С глухим говором стали уходить в глубину двора работники, скрываясь за дверью людской кухни и унося топоры, рогатины и вилы. Вооружённые приказчики двинулись к своим возам, складывая на места припасённое оружие.

Савелыч уже раскрыл дверь, ведущую в сени и в горницу, и с поклонами зазывал непрошеных гостей. А Василида стояла на пороге с подносом в руках, уставленным чарками и сулейками с хлебным вином и мёдом.

   — С холоду — обогреться прошу перво-наперво! — пригласил Савелыч. И тут же поспешил к тому всаднику, который разогнал его челядь. Тот собирался сойти с коня и, медленно высвободив из стрёмен свои озябшие, окоченелые ноги, с трудом занёс правую на круп лошади, чтобы лезть с седла.

   — Ин, помогу те малость, дай, господине! — услужливо предложил старик, затем, не ожидая ответа, почти снял, как ребёнка, и поставил на землю старый великан своего сердитого и довольно грузного гостя.

   — Спаси тя... Не трудись, и сам бы слез... Не на сопку бегчи... А обогреться нам всем надо, это правое твоё слово... Загинь я, Васька Многогрешный, коли мы не промёрзли до самой до печёнки. Всю ночь блукаем... Добро, што навёл нас Господь на твой дворишко... Ну-ка, хозяйка, пригубь сама первая малость... не приворот ли в чарке? Мы люди дорожные, про всё осторожные... Вот и ладно, — сплюнув, продолжал он, видя, как Василида сделала добрый глоток из полной чарки. — Теперя — долей, водолей, а я — одолею!..

Приняв первую чару, он подождал, пока все его товарищи, тоже сошедшие с лошадей, разобрали чарки, и медленно осушил всю довольно объёмистую чарку.

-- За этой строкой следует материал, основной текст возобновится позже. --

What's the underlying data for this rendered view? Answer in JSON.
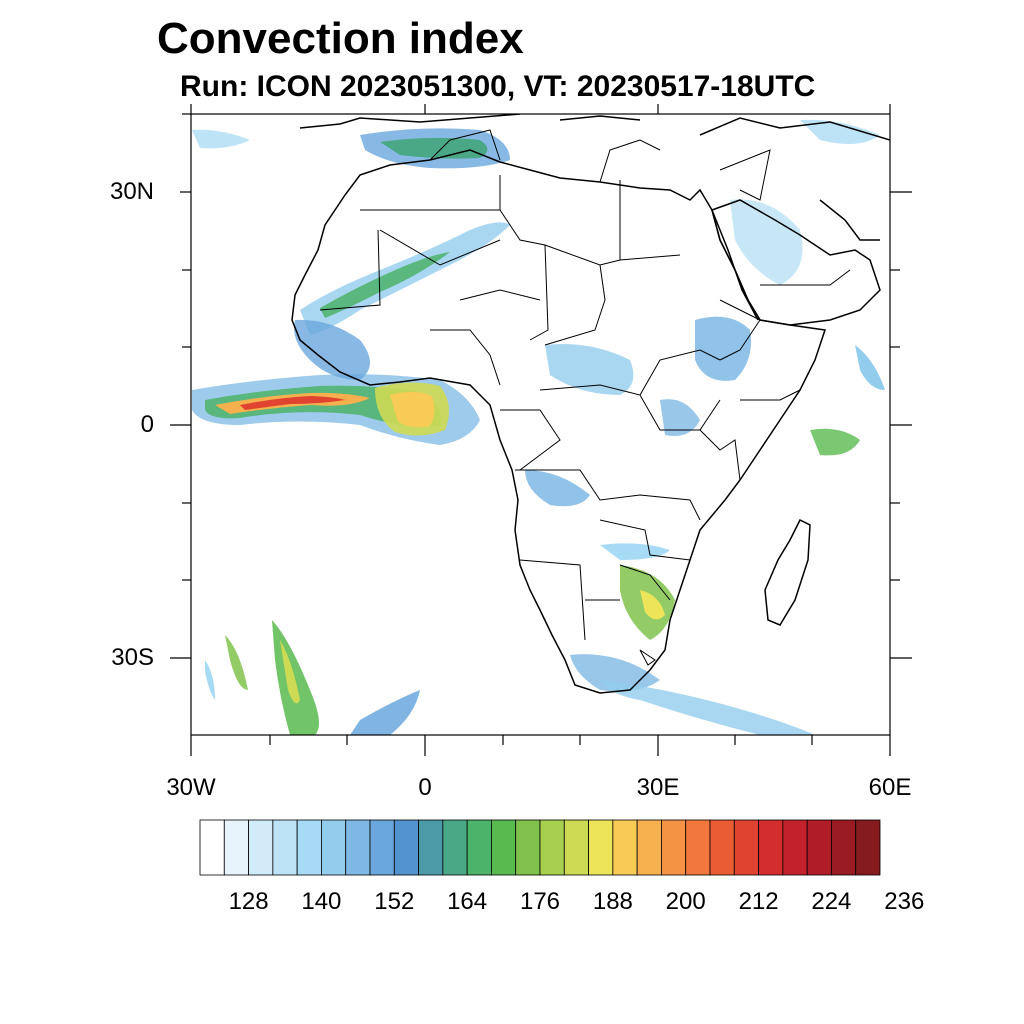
{
  "title": "Convection index",
  "subtitle": "Run: ICON 2023051300,  VT: 20230517-18UTC",
  "map": {
    "region": "Africa",
    "projection": "cylindrical equidistant",
    "lon_range": [
      -30,
      60
    ],
    "lat_range": [
      -40,
      40
    ],
    "lat_ticks": [
      "30N",
      "0",
      "30S"
    ],
    "lon_ticks": [
      "30W",
      "0",
      "30E",
      "60E"
    ]
  },
  "colorbar": {
    "labels": [
      "128",
      "140",
      "152",
      "164",
      "176",
      "188",
      "200",
      "212",
      "224",
      "236"
    ],
    "colors": [
      "#ffffff",
      "#e8f4fb",
      "#d2ebf8",
      "#bde3f6",
      "#a6daf5",
      "#93cdee",
      "#7eb9e5",
      "#6aa7dd",
      "#5394cf",
      "#4a9aa8",
      "#4aa886",
      "#4cb36a",
      "#59ba4f",
      "#80c24b",
      "#a8cf4d",
      "#cdda53",
      "#ede45a",
      "#f7cb55",
      "#f6b04e",
      "#f59345",
      "#f1773d",
      "#e95c34",
      "#e0432f",
      "#d42d2d",
      "#c3212c",
      "#b01c28",
      "#9a1b23",
      "#861b1f"
    ]
  }
}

   — У-у, сразу огнём по суставам да по жилам водка прошла! — тряхнув головою, сказал Многогрешный. — Ну, братцы, теперь и в избу можно. Ты, Сенька, другую чару пей, всех коней примай, на место поставь... Пусть тебе челядь тут подсобит... А посля — у ворот настороже останься... Да, слышь...

И, пригнувшись к уху Сеньки, Многогрешный внушительно стал ему что-то шептать.

   — Слышу... Не прогляжу... Никого не выпущу! — почти громко ответил начальнику высокий, худой, как жердь, казак с красновато-бурым, загорелым лицом и широкой, выпуклой грудью, обличавшей в этом тощем человеке огромную силу.

Схватив поводья коней, оставленных товарищами, он громко заорал:

   — Черти, хто тута есть? Убирайте скотину, не то я вас...

Несколько рабочих, которых уже успел кликнуть в это время старик, быстро явились на зов и поставили к яслям прозябших, голодных коней, которые сейчас же принялись за корм, обильно насыпанный им в кормушки.

Чуть позже сторожевой казак выпил подряд ещё целых три чарки, закусил от громадного ломтя хлеба, круто посыпанного солью, который ему принесла Софьица, и с куском в руках, нахлобучив на брови меховую шапку, плотно закутавшись в мохнатую бурку, уселся на пороге закрытых теперь ворот, громко чавкая.